What bugs me is that since the upgrade this morning: the rebooted router has bee n stable, and in the same time (just over 4 hours) we've had 4 outages from the not rebooted node (logs above for the first of these). This can, from what I can tell, have one of two causes:
1. A reboot fixes whatever the underlying problem is for a while and it will return; or
2. If a router is a DR or BDR it floods whenever LSAs are made, resulting in it's own routers also effectively being refreshed on peers.
I'm not familiar enough with the OSPF protocol to be able to confirm or reject either hypothesis.
Resulting problems:
* iBGP should normally connect to loop back addresses - if OSPF fails, loopbacks fail, iBGP fails, network as a whole fails.
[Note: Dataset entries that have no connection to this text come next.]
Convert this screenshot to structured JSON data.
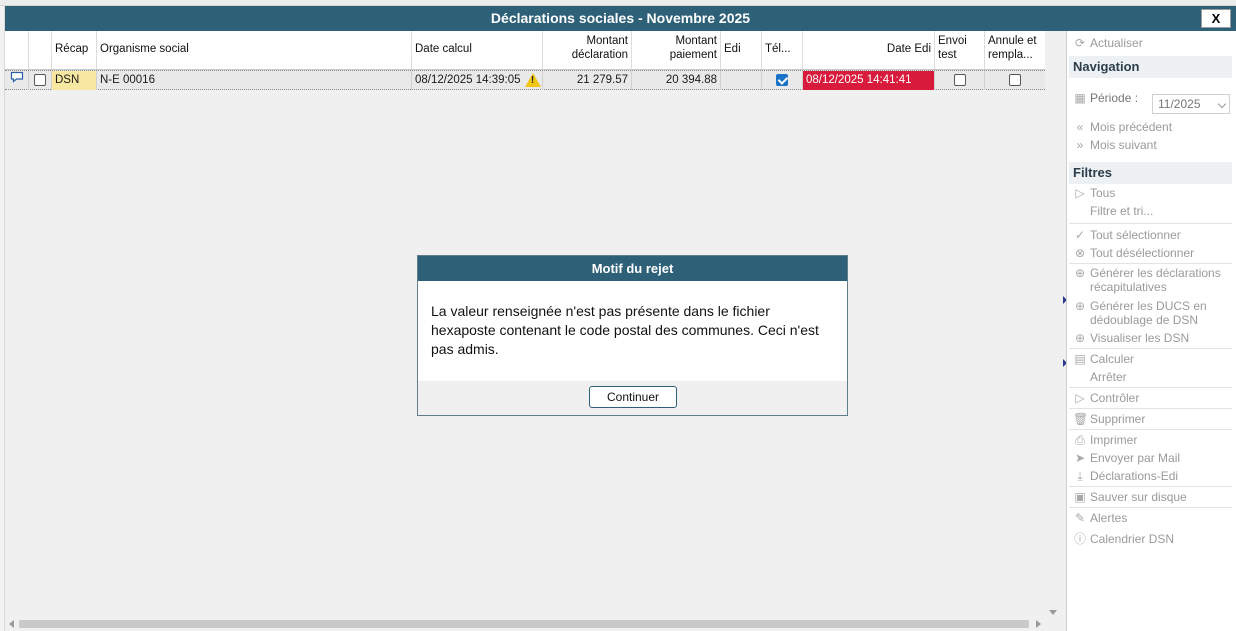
{
  "window": {
    "title": "Déclarations sociales - Novembre 2025",
    "close_label": "X"
  },
  "grid": {
    "headers": {
      "recap": "Récap",
      "organisme": "Organisme social",
      "date_calcul": "Date calcul",
      "montant_declaration_1": "Montant",
      "montant_declaration_2": "déclaration",
      "montant_paiement_1": "Montant",
      "montant_paiement_2": "paiement",
      "edi": "Edi",
      "tel": "Tél...",
      "date_edi": "Date Edi",
      "envoi_test_1": "Envoi",
      "envoi_test_2": "test",
      "annule_1": "Annule et",
      "annule_2": "rempla..."
    },
    "rows": [
      {
        "recap": "DSN",
        "organisme": "N-E  00016",
        "date_calcul": "08/12/2025 14:39:05",
        "montant_declaration": "21 279.57",
        "montant_paiement": "20 394.88",
        "edi": "",
        "date_edi": "08/12/2025 14:41:41"
      }
    ]
  },
  "colors": {
    "header_bg": "#2e6178",
    "date_edi_bg": "#d81b3c",
    "recap_bg": "#f7e7a1"
  },
  "side": {
    "actualiser": "Actualiser",
    "navigation": "Navigation",
    "periode_label": "Période :",
    "periode_value": "11/2025",
    "mois_precedent": "Mois précédent",
    "mois_suivant": "Mois suivant",
    "filtres": "Filtres",
    "tous": "Tous",
    "filtre_et_tri": "Filtre et tri...",
    "tout_selectionner": "Tout sélectionner",
    "tout_deselectionner": "Tout désélectionner",
    "generer_recap_1": "Générer les déclarations",
    "generer_recap_2": "récapitulatives",
    "generer_ducs_1": "Générer les DUCS en",
    "generer_ducs_2": "dédoublage de DSN",
    "visualiser_dsn": "Visualiser les DSN",
    "calculer": "Calculer",
    "arreter": "Arrêter",
    "controler": "Contrôler",
    "supprimer": "Supprimer",
    "imprimer": "Imprimer",
    "envoyer_mail": "Envoyer par Mail",
    "declarations_edi": "Déclarations-Edi",
    "sauver_disque": "Sauver sur disque",
    "alertes": "Alertes",
    "calendrier_dsn": "Calendrier DSN"
  },
  "modal": {
    "title": "Motif du rejet",
    "message": "La valeur renseignée n'est pas présente dans le fichier hexaposte contenant le code postal des communes. Ceci n'est pas admis.",
    "button": "Continuer"
  }
}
We've had to update iBGP to use interface addresses which turns link-layer failures into routing failures, but these are far less frequent than OSPF currently (handful of failures per year compared to near hourly OSPF drop-outs).
* Sub-optimal internal routing (eg, will follow a BGP announced /21 to a route-reflectors instead of the more specific /28 from OSPF to a different router). Just adds extra latency, not a trainsmash, as next-hop will redirect (which is not an MT).
* Non-functional routing for directly attached (connected routes) originated from Mikrotik routers. (similar problem to loopbacks, fortunately these destination networks are generally intended for routing EGP so it's 99% of the time not a blocking issue since mostly only the router itself needs to be able to access these destinations).
The first of these is a network killer. Yes, we can work around by routing to interface addresses, but this to a large degree negates the point of having redundancy in your network.
Happy to create a pcap of all traffic on the frr side (much lower performance impact), but can provide Mikrotik raw logs for OSPF forabove directly to Mikrotik Support (cannot post this publicly, but happy to discuss and test).